Das Ziel ist es, auch neue Bürger für Dormagen zu gewinnen.

Dormagen. Gesucht und gefunden – die Stadt hat für ihre Ortsteile „Steckbriefe“ entworfen, anhand derer zwar niemand gesucht wird, aber Interessierte allerlei Wissenswertes über die Orte und Dörfer erfahren. Diese Steckbriefe wurden im Rahmen der demografische Datenerhebung und -analysen entwickelt. Das Besondere daran ist ihre Kleinteiligkeit: So viele Zahlen, Daten und Fakten wurden noch nie zusammengetragen. „Sie sollen sowohl den Bürgern, potenziellen Neubürgern, aber auch Verwaltung, Politik und Dritten als Quelle dienen“, sagt Ellen Schönen-Hütten, als Leiterin des Fachbereichs Bürger- und Ratsangelegenheiten erste Ansprechpartnerin zu diesem Thema. Diese Steckbriefe versteht sie als „Service-Leistung“ und als einen weiteren Mosaikstein in den Transparenzanstrengungen der Stadt.

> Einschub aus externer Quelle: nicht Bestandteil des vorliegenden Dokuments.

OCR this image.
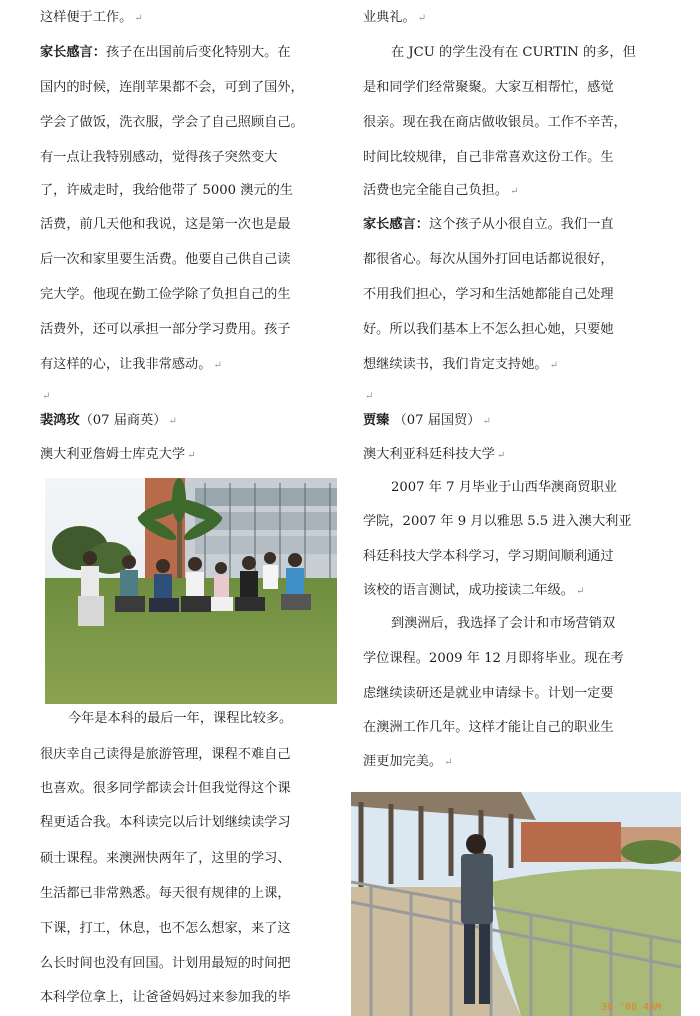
这样便于工作。 ↵
家长感言：孩子在出国前后变化特别大。在
国内的时候，连削苹果都不会，可到了国外，
学会了做饭，洗衣服，学会了自己照顾自己。
有一点让我特别感动，觉得孩子突然变大
了，许威走时，我给他带了 5000 澳元的生
活费，前几天他和我说，这是第一次也是最
后一次和家里要生活费。他要自己供自己读
完大学。他现在勤工俭学除了负担自己的生
活费外，还可以承担一部分学习费用。孩子
有这样的心，让我非常感动。 ↵
↵
裴鸿玫（07 届商英） ↵
澳大利亚詹姆士库克大学 ↵
今年是本科的最后一年，课程比较多。
很庆幸自己读得是旅游管理，课程不难自己
也喜欢。很多同学都读会计但我觉得这个课
程更适合我。本科读完以后计划继续读学习
硕士课程。来澳洲快两年了，这里的学习、
生活都已非常熟悉。每天很有规律的上课，
下课，打工，休息，也不怎么想家，来了这
么长时间也没有回国。计划用最短的时间把
本科学位拿上，让爸爸妈妈过来参加我的毕
业典礼。 ↵
在 JCU 的学生没有在 CURTIN 的多，但
是和同学们经常聚聚。大家互相帮忙，感觉
很亲。现在我在商店做收银员。工作不辛苦，
时间比较规律，自己非常喜欢这份工作。生
活费也完全能自己负担。 ↵
家长感言：这个孩子从小很自立。我们一直
都很省心。每次从国外打回电话都说很好，
不用我们担心，学习和生活她都能自己处理
好。所以我们基本上不怎么担心她，只要她
想继续读书，我们肯定支持她。 ↵
↵
贾臻 （07 届国贸） ↵
澳大利亚科廷科技大学 ↵
2007 年 7 月毕业于山西华澳商贸职业
学院，2007 年 9 月以雅思 5.5 进入澳大利亚
科廷科技大学本科学习，学习期间顺利通过
该校的语言测试，成功接读二年级。 ↵
到澳洲后，我选择了会计和市场营销双
学位课程。2009 年 12 月即将毕业。现在考
虑继续读研还是就业申请绿卡。计划一定要
在澳洲工作几年。这样才能让自己的职业生
涯更加完美。 ↵
30 '08 4AM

Wer auf der städtischen Homepage durch die Ortsteile klickt, erfährt Vieles, was er nicht wusste, vielleicht ahnte, aber jetzt erst statistische Sicherheit erfährt. Zum Beispiel, dass in Delhoven 70 Prozent der Wohnungen von ihren Eigentümern bewohnt werden – der Spitzenwert in der Stadt. Oder dass es in Hackenbroich mit fast 28 Prozent den höchsten Ausländeranteil in der Stadt gibt. Interessant ist auch, dass die Bevölkerung in Zons älter ist als im Dormagener Schnitt. So leben dort anteilig mehr über 65-Jährige, auch bei den 45- bis 64-Jährigen weist Zons einen höheren Anteil aus. In Nievenheim wiederum ist die Zahl der unter Dreijährigen stärker gewachsen als in Dormagen insgesamt.

„Sie sollen sowohl den Bürgern, potenziellen Neubürgern, aber auch Verwaltung, Politik und Dritten als Quelle dienen.“

Ellen Schönen-Hütten, Fachbereichs-Leiterin

Die Steckbrief-Sammlung ist der Stadt gewissermaßen vor die Füße gefallen. Einen besonderen Auftrag dafür hat es nicht gegeben. Das Fachbüro „empirica AG“ hatte 2015 Wanderungsmotiv-Befragung vorgenommen, an der mehrere tausend Menschen Auskunft darüber gaben, warum sie die Stadt verlassen haben bzw. hierhin gezogen sind. Im Rahmen der Auswertung sind so viele Daten angefallen, dass empirica der Stadt anbot, einen kleinteiligen Datensatz für die Ortsteile als Zusatz-Produkt zu erarbeiten – fertig war der „Steckbrief“. „Ich bin von dem großen Nutzen überzeugt“, sagt Ellen Schönen-Hütten. „Wenn es ein solches Angebot gibt, dann wird davon auch Gebrauch gemacht.“ Denn ihrer Überzeugung nach informieren sich viele Menschen im Internet über ihre künftiges Arbeits- und Lebensumfeld und sind dann froh, wenn sie möglichst viele Informationen erhalten. Über allem „steht unser Ziel, die Menschen in Dormagen zu halten und neue Bürger zu gewinnen“.

Für den Kölner oder Düsseldorfer, der überlegt, mit seiner Familie nach Dormagen zu ziehen, gibt es dann in 15 Kategorien detaillierte Informationen zu 15 Ortsteilen.